Diğer taraftan, istisna kapsamındaki faaliyetlerin zararla sonuçlanması halinde, zarar tutarı “kanunen kabul edilmeyen gider” olarak dikkate alınacaktır.

b. Mahsup önceliği bulunan kurumlar vergisi istisnaları:

Bunlar ilgili yıl kazancının yeterli olmaması halinde sonraki yıllara devredilebilirler. Bu istisnaların, ilgili dönem kurum kazancının yetersiz olması veya zarar olması nedeniyle yararlanılamayan kısmı geçmiş yıl zararları olarak devredilir ve izleyen yıllarda yararlanılır.
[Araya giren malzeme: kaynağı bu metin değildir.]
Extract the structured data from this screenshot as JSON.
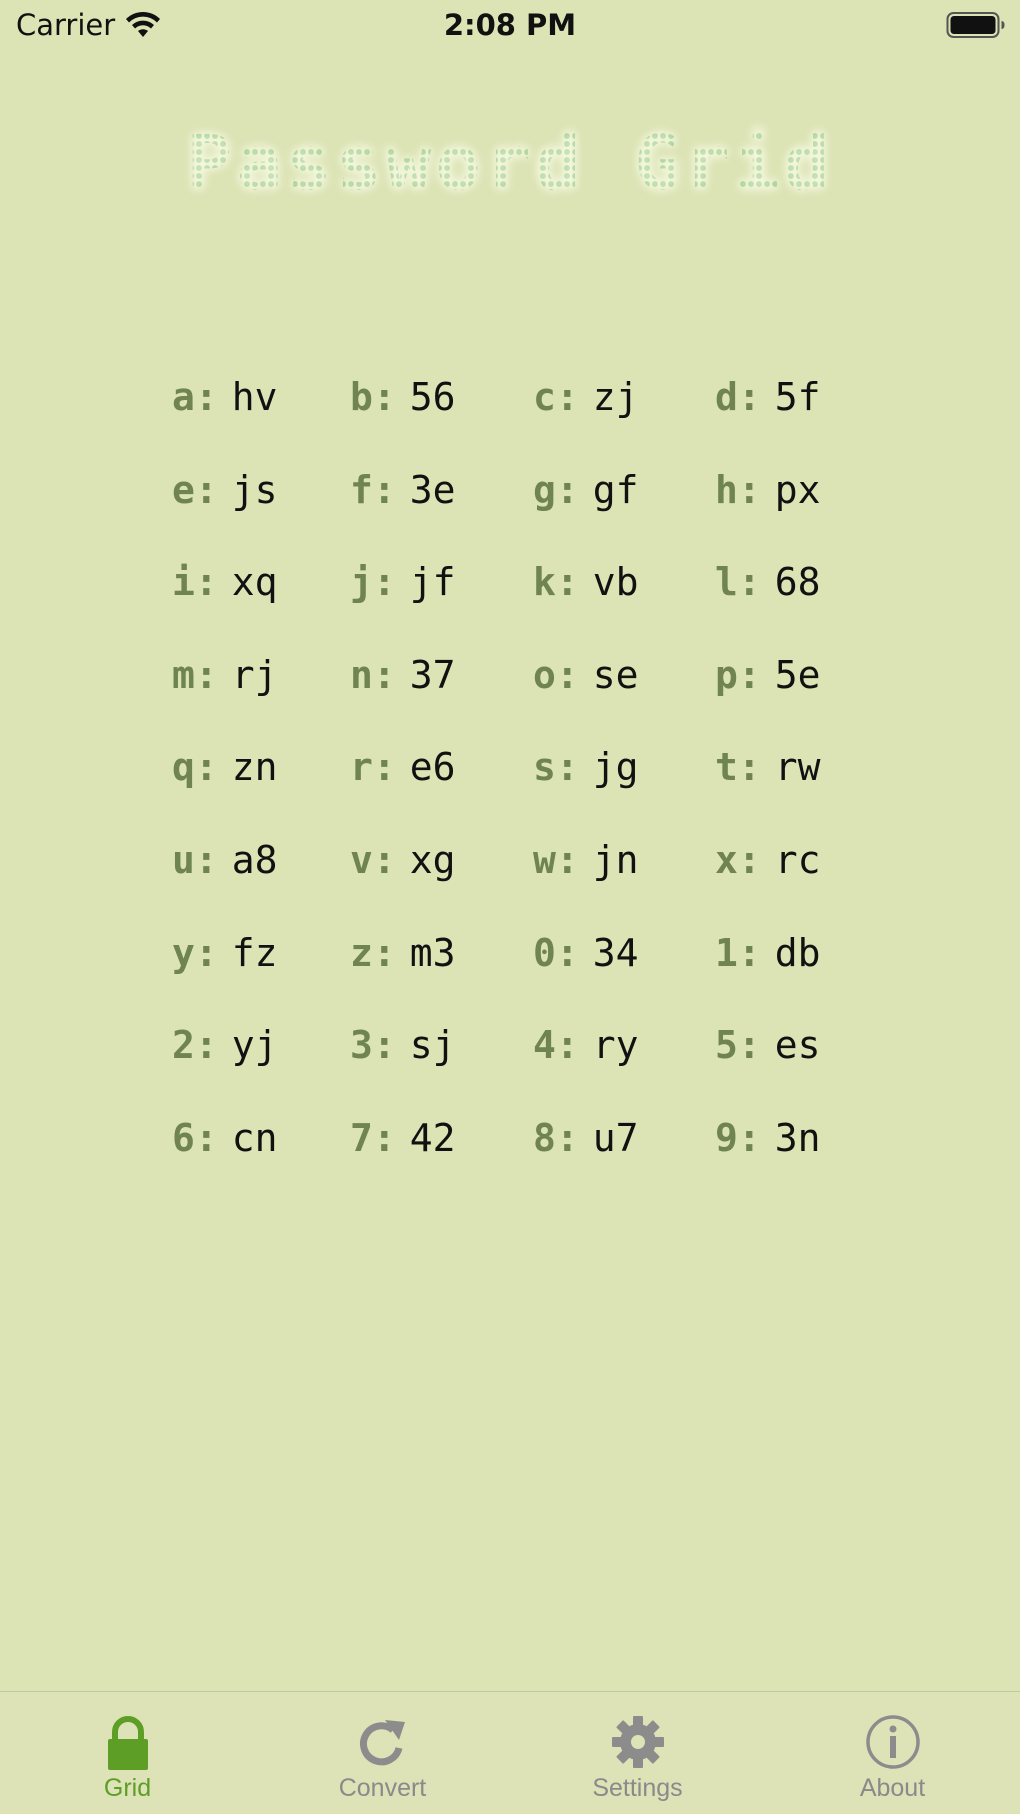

Bu gruba giren istisnalar kazanç istisnalarıdır;

c. Kurum kazancının yeterli olması durumunda uygulanacak indirim ve istisnalar :

- Risturn istisnası

- AR-GE İndirimi

- Sponsorluk harcamaları

- Bağış ve yardımlar

- Girişim sermayesi fonu

- Türkiye’den yurtdışı mukim kişi ve/veya kurumlara verilen hizmetlerden sağlanan kazançların %50’si

- Korumalı işyeri indirimi

- Nakdi sermaye artışından kaynaklanan faiz indirimi

- Yatırım indirimi

- Diğer indirimler

VI. KURUM KAZANCININ TESPİTİNDE İNDİRİLECEK GİDERLER

A. GELİR VERGİSİ KANUNUNA GÖRE İNDİRİLECEK GİDERLER

KVK’nın 6 ncı maddesine göre, kurum kazancı ticari kazanç gibi hesaplandığı için öncelikle ticari kazanç tespitinde indirilecek giderlerin yer aldığı GVK’nın 40 ıncı maddesindeki giderler hasılattan indirilir. Daha sonra KVK’nın 8 inci maddesinde sayılan giderler hasılattan indirilir.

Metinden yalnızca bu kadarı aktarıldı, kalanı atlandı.